Марго остановилась. Бийо спрыгнул на дорогу и подошел к группе солдат в сине-желтых мундирах, устроившихся биваком под придорожными деревьями.
– Друзья, – обратился он к ним, – вы не можете мне сказать, какие новости из Парижа?
В ответ он услышал ругательства, произнесенные на немецком языке.
– Что они такое говорят? – спросил Бийо у Питу.
– Единственное, что я могу сказать, дорогой господин Бийо: это не латынь, – ответил дрожащий Питу.
Бийо задумался и огляделся.
– Экий же я болван! – воскликнул он. – Это же надо заговорить с цесарцами!

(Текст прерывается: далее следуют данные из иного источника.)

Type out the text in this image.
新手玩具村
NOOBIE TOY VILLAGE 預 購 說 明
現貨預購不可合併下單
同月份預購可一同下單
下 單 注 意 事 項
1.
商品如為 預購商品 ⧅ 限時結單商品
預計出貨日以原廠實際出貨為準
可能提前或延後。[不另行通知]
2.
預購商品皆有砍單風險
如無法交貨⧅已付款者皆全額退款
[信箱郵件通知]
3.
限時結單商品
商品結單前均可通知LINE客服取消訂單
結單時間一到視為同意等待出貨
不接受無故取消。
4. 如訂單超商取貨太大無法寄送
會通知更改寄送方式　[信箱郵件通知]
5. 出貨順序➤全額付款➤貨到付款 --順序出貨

Однако он продолжал стоять на дороге, с любопытством осматриваясь.
К нему подошел офицер.
– Протолшайте сфой путь, – приказал он. – Пыстро, пыстро.

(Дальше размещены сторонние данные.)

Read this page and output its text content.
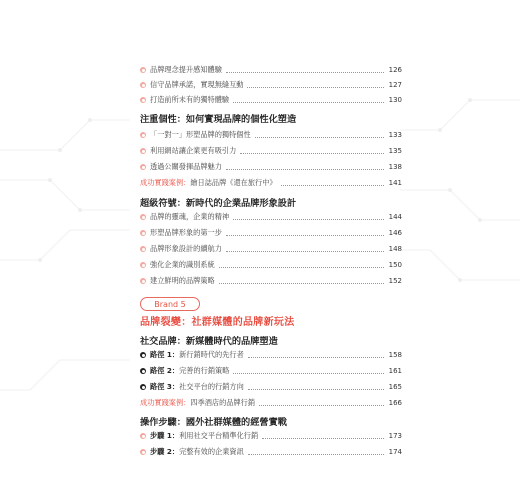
品牌理念提升感知體驗	126
信守品牌承諾，實現無縫互動	127
打造前所未有的獨特體驗	130
注重個性：如何實現品牌的個性化塑造
「一對一」形塑品牌的獨特個性	133
利用網站讓企業更有吸引力	135
透過公關發揮品牌魅力	138
成功實踐案例：繪日誌品牌《還在旅行中》	141
超級符號：新時代的企業品牌形象設計
品牌的靈魂，企業的精神	144
形塑品牌形象的第一步	146
品牌形象設計的續航力	148
強化企業的識別系統	150
建立鮮明的品牌策略	152
Brand 5
品牌裂變：社群媒體的品牌新玩法
社交品牌：新媒體時代的品牌塑造
路徑 1：新行銷時代的先行者	158
路徑 2：完善的行銷策略	161
路徑 3：社交平台的行銷方向	165
成功實踐案例：四季酒店的品牌行銷	166
操作步驟：國外社群媒體的經營實戰
步驟 1：利用社交平台精準化行銷	173
步驟 2：完整有效的企業資訊	174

– Прошу прощения, капитан, – обратился к нему Бийо, – но дело в том, что я еду в Париж.
– Так в шем тело?
– Да вот увидел вас на дороге и теперь боюсь, что меня задержат на заставе.
– Не затершат.
Бийо сел на лошадь и поехал дальше.
Но, доехав до Ла Виллет, он наткнулся на гусар из полка Бершени[65], которыми были забиты все улочки.
Поскольку на сей раз Питу имел дело с соотечественниками, расспросы оказались более успешными.

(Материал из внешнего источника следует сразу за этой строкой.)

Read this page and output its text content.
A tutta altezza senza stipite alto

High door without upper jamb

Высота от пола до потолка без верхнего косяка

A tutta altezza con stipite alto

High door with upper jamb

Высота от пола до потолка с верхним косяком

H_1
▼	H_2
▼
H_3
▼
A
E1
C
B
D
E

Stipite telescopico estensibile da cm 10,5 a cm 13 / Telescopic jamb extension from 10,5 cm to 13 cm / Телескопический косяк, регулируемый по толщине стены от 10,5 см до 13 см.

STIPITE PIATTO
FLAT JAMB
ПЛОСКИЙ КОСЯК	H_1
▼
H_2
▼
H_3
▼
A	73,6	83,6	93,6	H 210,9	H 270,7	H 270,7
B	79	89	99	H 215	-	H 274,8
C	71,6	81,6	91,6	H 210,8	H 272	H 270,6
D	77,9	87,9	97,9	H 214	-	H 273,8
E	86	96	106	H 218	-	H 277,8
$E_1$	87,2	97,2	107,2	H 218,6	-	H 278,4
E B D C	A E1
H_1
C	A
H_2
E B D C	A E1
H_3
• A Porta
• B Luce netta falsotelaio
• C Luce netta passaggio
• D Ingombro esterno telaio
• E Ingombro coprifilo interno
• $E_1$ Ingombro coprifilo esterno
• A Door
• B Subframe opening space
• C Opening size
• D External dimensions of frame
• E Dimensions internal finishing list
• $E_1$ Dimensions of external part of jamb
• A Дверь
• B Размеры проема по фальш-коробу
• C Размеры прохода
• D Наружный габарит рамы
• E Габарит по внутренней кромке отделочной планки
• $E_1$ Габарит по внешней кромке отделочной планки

– Прошу прощения, сударь, – обратился он к одному, – какие новости из Парижа?
– Да эти ваши бешеные парижане требуют обратно своего Неккера[66] и обстреливают нас из ружей, как будто мы имеем к этому какое-то касательство.
– Требуют обратно Неккера? – воскликнул Бийо. – Они что же, потеряли его?
– Само собой, если король его сместил.
– Король сместил господина Неккера? – возопил Бийо с возмущением, подобным возмущению верующего, услышавшего про святотатство. – Сместил этого великого человека?
– Да, друг мой. И более того, этот великий человек уже следует в Брюссель.
– В таком случае мы еще посмотрим, кто будет смеяться последним, – грозно бросил Бийо, даже не подумав о том, какой он подвергается опасности, произнося столь мятежные речи в окружении тысячи с лишним роялистских сабель.
Он вскочил на Марго и нещадно подбадривал ее каблуками вплоть до самой заставы.
Но чем ближе он к ней подъезжал, тем явственнее видел багровые отблески пожара; в районе заставы к небу взметались столбы пламени.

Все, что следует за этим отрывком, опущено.